On the basis of periodicity of eruption, volcanoes are divided into three types:
- Active Volcanoes: Constantly ejects lava, gases, ashes and fragmental materials. These types of volcanoes are found along the mid oceanic ridges representing divergent plate margins and convergent plate margins.
- Dormant Volcanoes: These types of volcanoes become quiet for some period after their eruptions and suddenly erupt again with very violence and cause enormous damage to human health and wealth.
- Extinct Volcanoes: Volcanoes without the indications of eruption are considered as extinct. Here, the crater is filled up with water and lakes are found.
Generally, there is a direct relationship between volcanic regions, earthquake zones and plate boundaries. It is observed that around 80% of volcanic activity is found along subduction boundaries. Following this, around 15% of volcanic activity is found in the Mid-ocean spreading areas and continental rifts. Rest is intra-plate volcanism.
Distribution of Volcanoes
Fig. 10 – Distribution of Volcanoes
Circum-Pacific ring of fire: Most of the high volcanic cones and volcanic mountains are found in this belt, where there is active subduction of the Pacific, Nazca, Cocos, and juan de fuca plates (Volcanoes of Sumatra and Java, which lies over the subduction zone between the Australian plate and the Eurasian plate).

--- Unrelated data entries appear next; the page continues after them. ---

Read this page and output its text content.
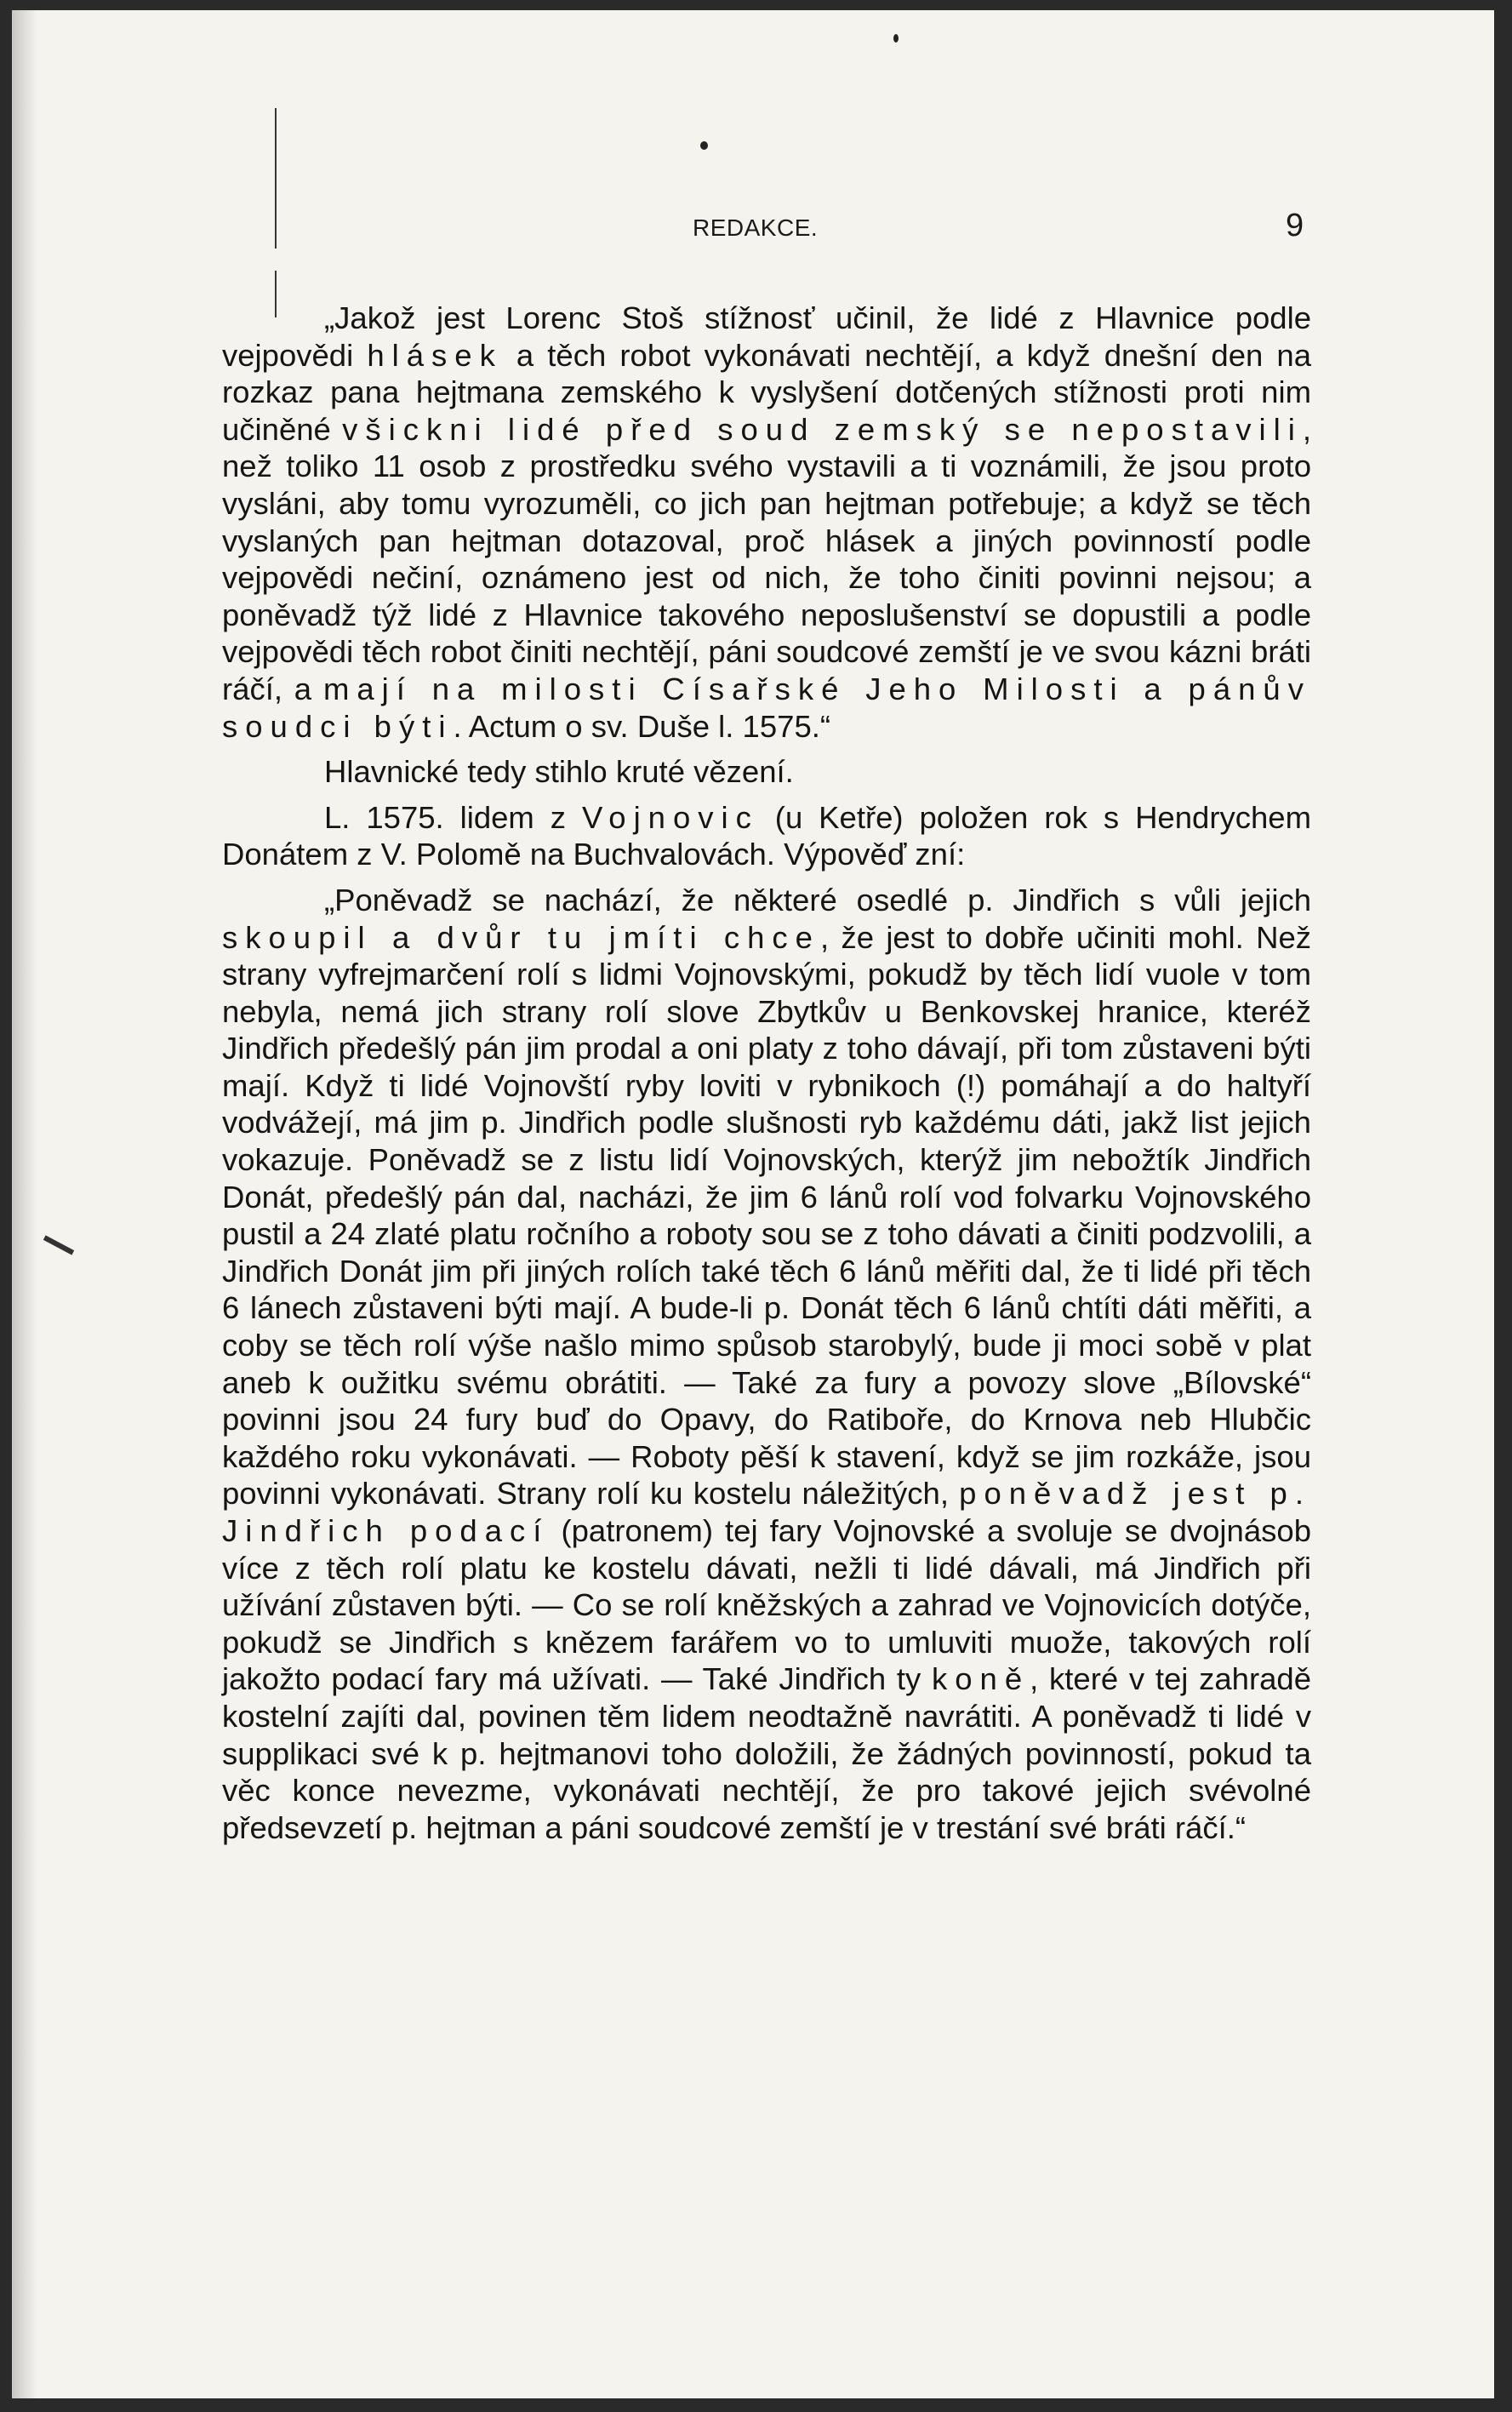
REDAKCE.	9

„Jakož jest Lorenc Stoš stížnosť učinil, že lidé z Hlavnice podle vejpovědi hlásek a těch robot vykonávati nechtějí, a když dnešní den na rozkaz pana hejtmana zemského k vyslyšení dotčených stížnosti proti nim učiněné všickni lidé před soud zemský se nepostavili, než toliko 11 osob z prostředku svého vystavili a ti voznámili, že jsou proto vysláni, aby tomu vyrozuměli, co jich pan hejtman potřebuje; a když se těch vyslaných pan hejtman dotazoval, proč hlásek a jiných povinností podle vejpovědi nečiní, oznámeno jest od nich, že toho činiti povinni nejsou; a poněvadž týž lidé z Hlavnice takového neposlušenství se dopustili a podle vejpovědi těch robot činiti nechtějí, páni soudcové zemští je ve svou kázni bráti ráčí, a mají na milosti Císařské Jeho Milosti a pánův soudci býti. Actum o sv. Duše l. 1575.“

Hlavnické tedy stihlo kruté vězení.

L. 1575. lidem z Vojnovic (u Ketře) položen rok s Hendrychem Donátem z V. Polomě na Buchvalovách. Výpověď zní:

„Poněvadž se nachází, že některé osedlé p. Jindřich s vůli jejich skoupil a dvůr tu jmíti chce, že jest to dobře učiniti mohl. Než strany vyfrejmarčení rolí s lidmi Vojnovskými, pokudž by těch lidí vuole v tom nebyla, nemá jich strany rolí slove Zbytkův u Benkovskej hranice, kteréž Jindřich předešlý pán jim prodal a oni platy z toho dávají, při tom zůstaveni býti mají. Když ti lidé Vojnovští ryby loviti v rybnikoch (!) pomáhají a do haltyří vodvážejí, má jim p. Jindřich podle slušnosti ryb každému dáti, jakž list jejich vokazuje. Poněvadž se z listu lidí Vojnovských, kterýž jim nebožtík Jindřich Donát, předešlý pán dal, nacházi, že jim 6 lánů rolí vod folvarku Vojnovského pustil a 24 zlaté platu ročního a roboty sou se z toho dávati a činiti podzvolili, a Jindřich Donát jim při jiných rolích také těch 6 lánů měřiti dal, že ti lidé při těch 6 lánech zůstaveni býti mají. A bude-li p. Donát těch 6 lánů chtíti dáti měřiti, a coby se těch rolí výše našlo mimo spůsob starobylý, bude ji moci sobě v plat aneb k oužitku svému obrátiti. — Také za fury a povozy slove „Bílovské“ povinni jsou 24 fury buď do Opavy, do Ratiboře, do Krnova neb Hlubčic každého roku vykonávati. — Roboty pěší k stavení, když se jim rozkáže, jsou povinni vykonávati. Strany rolí ku kostelu náležitých, poněvadž jest p. Jindřich podací (patronem) tej fary Vojnovské a svoluje se dvojnásob více z těch rolí platu ke kostelu dávati, nežli ti lidé dávali, má Jindřich při užívání zůstaven býti. — Co se rolí kněžských a zahrad ve Vojnovicích dotýče, pokudž se Jindřich s knězem farářem vo to umluviti muože, takových rolí jakožto podací fary má užívati. — Také Jindřich ty koně, které v tej zahradě kostelní zajíti dal, povinen těm lidem neodtažně navrátiti. A poněvadž ti lidé v supplikaci své k p. hejtmanovi toho doložili, že žádných povinností, pokud ta věc konce nevezme, vykonávati nechtějí, že pro takové jejich svévolné předsevzetí p. hejtman a páni soudcové zemští je v trestání své bráti ráčí.“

Mid-Atlantic belt: Volcanoes of fissure eruption type (basaltic type) occur along the mid-oceanic ridge, where seafloor spreading is in progress.
Mid-Continental belt: This belt includes volcanoes of the alpine mountain chains, Mediterranean Sea and those fault zones of Eastern Africa (volcanoes are caused due to collision of African, Eurasian and Indian plates).
Intra-plate volcanoes: The inner parts of plates away from the margins. These parts are also called hot spot volcanoes as they occur in the middle of plate boundaries (Volcanoes of Hawaiian Islands).